The one thing to know about inmate fire crews

We came across a powerful visual right away when we drove into the Electra Fire on Tuesday: an exhausted group of firefighters taking a nap in the dirt.

I know firefighters would rather be seen working than napping, but I didn't think twice about filming it. Their resting bodies lined up on the shoulder of the road told a story too powerful for words.

They barely stirred as we drove past.

Roasting in the sun in long sleeves and pants.

Full sunlight blasting their dirty eyelids. 

All sound asleep.

I considered my wording and sent out this tweet:
The comments were a cavalcade of "thank yous," "God blessses," and "hard working heroes."

Rightfully so.

Still, I braced myself.
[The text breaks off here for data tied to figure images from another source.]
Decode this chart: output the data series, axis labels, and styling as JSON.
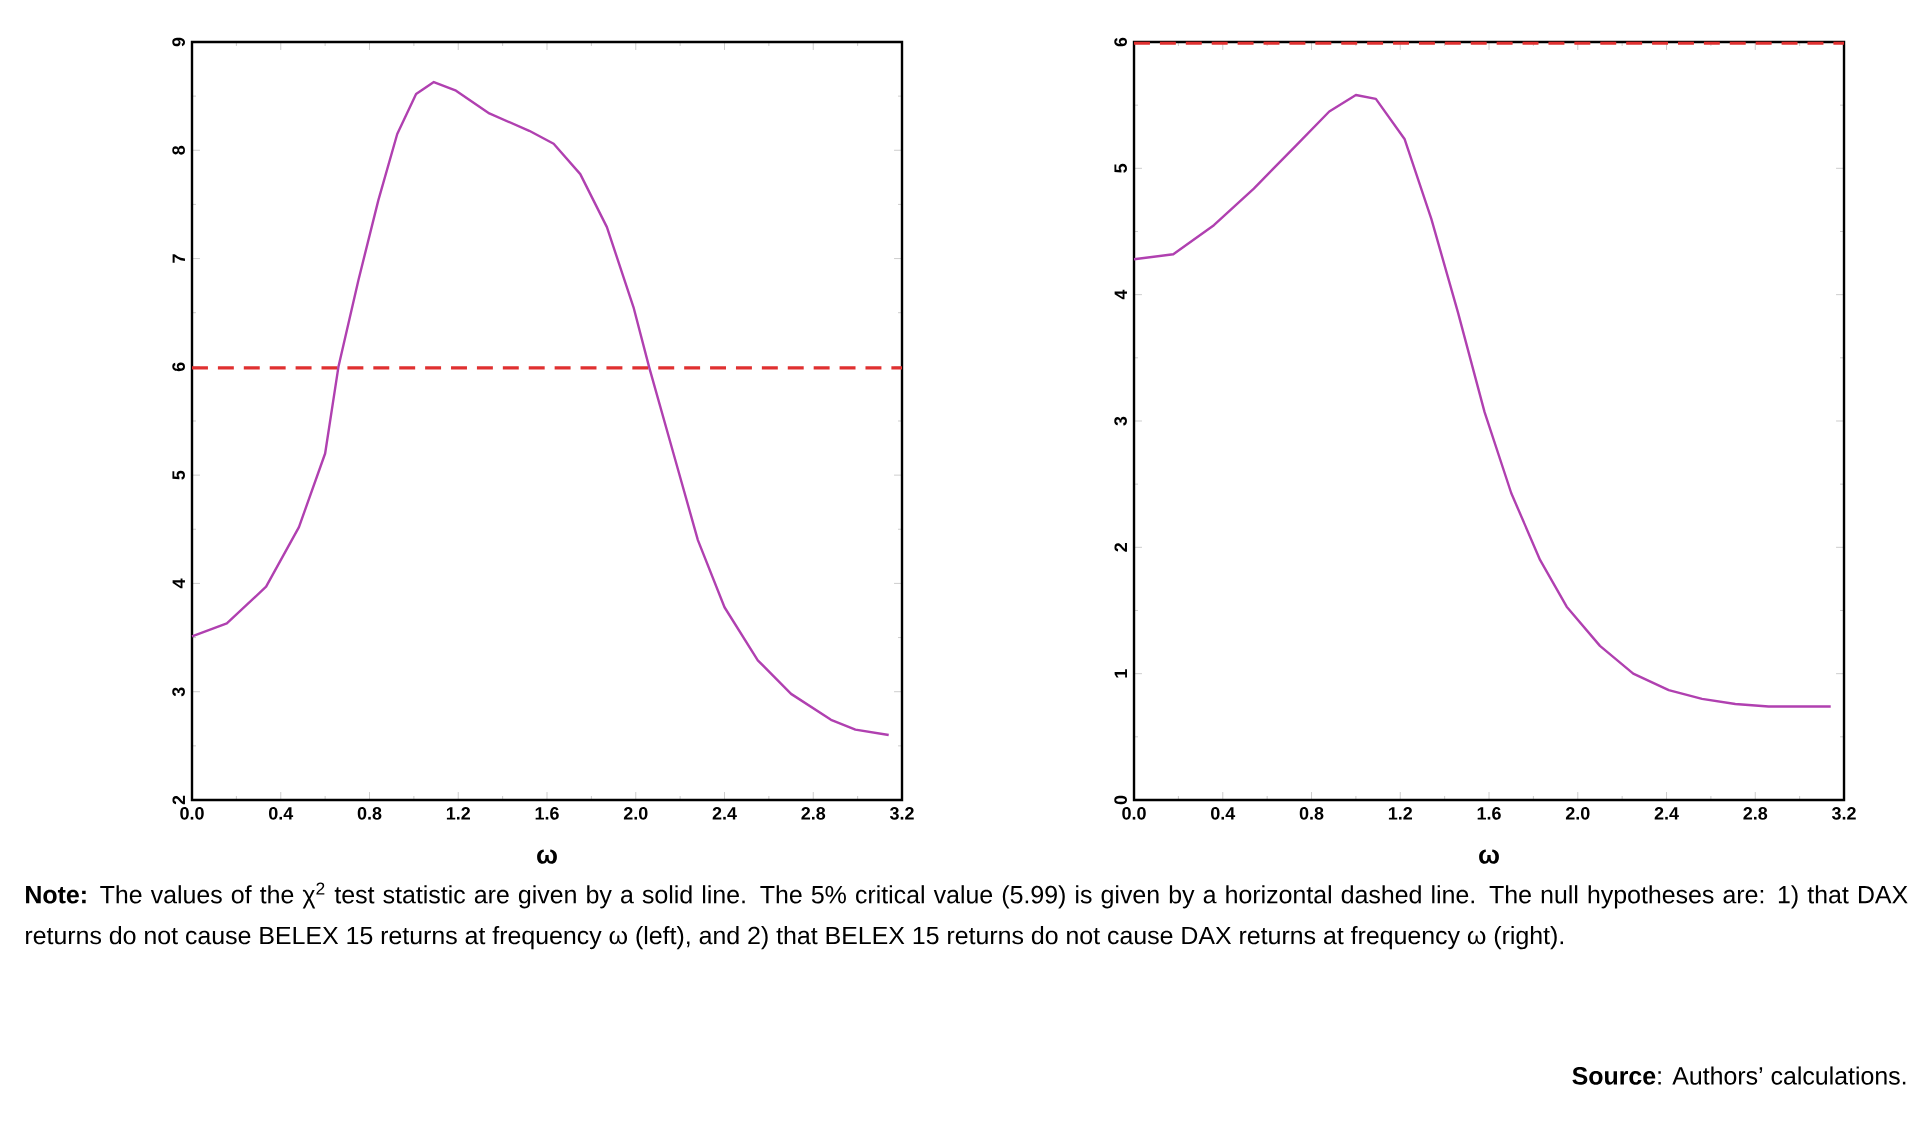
{
  "chart_data": [
    {
      "type": "line",
      "xlabel": "ω",
      "color": "#b040b0",
      "x": [
        0,
        0.157,
        0.334,
        0.482,
        0.6,
        0.66,
        0.75,
        0.84,
        0.925,
        1.01,
        1.09,
        1.19,
        1.34,
        1.52,
        1.63,
        1.75,
        1.87,
        1.99,
        2.06,
        2.17,
        2.28,
        2.4,
        2.55,
        2.7,
        2.88,
        2.99,
        3.14
      ],
      "values": [
        3.51,
        3.63,
        3.97,
        4.52,
        5.2,
        6.0,
        6.8,
        7.54,
        8.15,
        8.52,
        8.63,
        8.55,
        8.34,
        8.18,
        8.06,
        7.78,
        7.29,
        6.55,
        6.0,
        5.2,
        4.4,
        3.78,
        3.29,
        2.98,
        2.74,
        2.65,
        2.6
      ],
      "xlim": [
        0,
        3.2
      ],
      "ylim": [
        2,
        9
      ],
      "xticks": [
        {
          "value": 0,
          "label": "0.0"
        },
        {
          "value": 0.4,
          "label": "0.4"
        },
        {
          "value": 0.8,
          "label": "0.8"
        },
        {
          "value": 1.2,
          "label": "1.2"
        },
        {
          "value": 1.6,
          "label": "1.6"
        },
        {
          "value": 2.0,
          "label": "2.0"
        },
        {
          "value": 2.4,
          "label": "2.4"
        },
        {
          "value": 2.8,
          "label": "2.8"
        },
        {
          "value": 3.2,
          "label": "3.2"
        }
      ],
      "yticks": [
        2,
        3,
        4,
        5,
        6,
        7,
        8,
        9
      ],
      "ref_lines": [
        {
          "axis": "y",
          "value": 5.99,
          "color": "#e03030",
          "line_style": "dashed"
        }
      ]
    },
    {
      "type": "line",
      "xlabel": "ω",
      "color": "#b040b0",
      "x": [
        0,
        0.177,
        0.36,
        0.54,
        0.73,
        0.88,
        1.0,
        1.09,
        1.22,
        1.34,
        1.46,
        1.58,
        1.7,
        1.83,
        1.95,
        2.1,
        2.25,
        2.41,
        2.56,
        2.71,
        2.86,
        3.14
      ],
      "values": [
        4.28,
        4.32,
        4.55,
        4.84,
        5.18,
        5.45,
        5.58,
        5.55,
        5.23,
        4.6,
        3.86,
        3.07,
        2.43,
        1.9,
        1.53,
        1.22,
        1.0,
        0.87,
        0.8,
        0.76,
        0.74,
        0.74
      ],
      "xlim": [
        0,
        3.2
      ],
      "ylim": [
        0,
        6
      ],
      "xticks": [
        {
          "value": 0,
          "label": "0.0"
        },
        {
          "value": 0.4,
          "label": "0.4"
        },
        {
          "value": 0.8,
          "label": "0.8"
        },
        {
          "value": 1.2,
          "label": "1.2"
        },
        {
          "value": 1.6,
          "label": "1.6"
        },
        {
          "value": 2.0,
          "label": "2.0"
        },
        {
          "value": 2.4,
          "label": "2.4"
        },
        {
          "value": 2.8,
          "label": "2.8"
        },
        {
          "value": 3.2,
          "label": "3.2"
        }
      ],
      "yticks": [
        0,
        1,
        2,
        3,
        4,
        5,
        6
      ],
      "ref_lines": [
        {
          "axis": "y",
          "value": 5.99,
          "color": "#e03030",
          "line_style": "dashed"
        }
      ],
      "annotations": [
        "**Note:** The values of the χ$^{2}$ test statistic are given by a solid line. The 5% critical value (5.99) is given by a horizontal dashed line. The null hypotheses are: 1) that DAX returns do not cause BELEX 15 returns at frequency ω (left), and 2) that BELEX 15 returns do not cause DAX returns at frequency ω (right).",
        "**Source**: Authors’ calculations."
      ]
    }
  ]
}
I'd deliberately refrained from describing the group as anything other than "a hand crew," but surely the Internet would soon notice their Nomex was orange. 

When bad things happen to inmates, the comments can often turn vile. I'll never forget the cheering I saw online when people died in a prison van crash my station covered in Colorado.

So when people eventually did start to notice, I was deeply grateful to see the comments stay positive.

Some folks even pointed out that these firefighters are being paid far less to perform the same exhausting and risky work as others, a topic certainly worthy of discussion.

But the point I wanted to make was far simpler: All of the humans who rush in to fight wildfires push themselves to their limits in service of others.

Hard enough to make them nap in the dirt.

It made me think back to something I learned in my early years covering wildfires.

I'd asked an inmate crew supervisor a question, trying to tease out how they might be different than all the other hand crews.

I don't remember exactly what I asked him, but I'll never forget his reply.

He paused for just a breath and gave me a look that conveyed his next words would speak wisdom and truth.

"They're firefighters," he told me.

That is the one thing to know about inmate crews.


So thanks, Internet, for surprising me with an abundance of kindness on this.

And to every firefighter who ever naps in the dirt: may the Earth nourish and refresh you.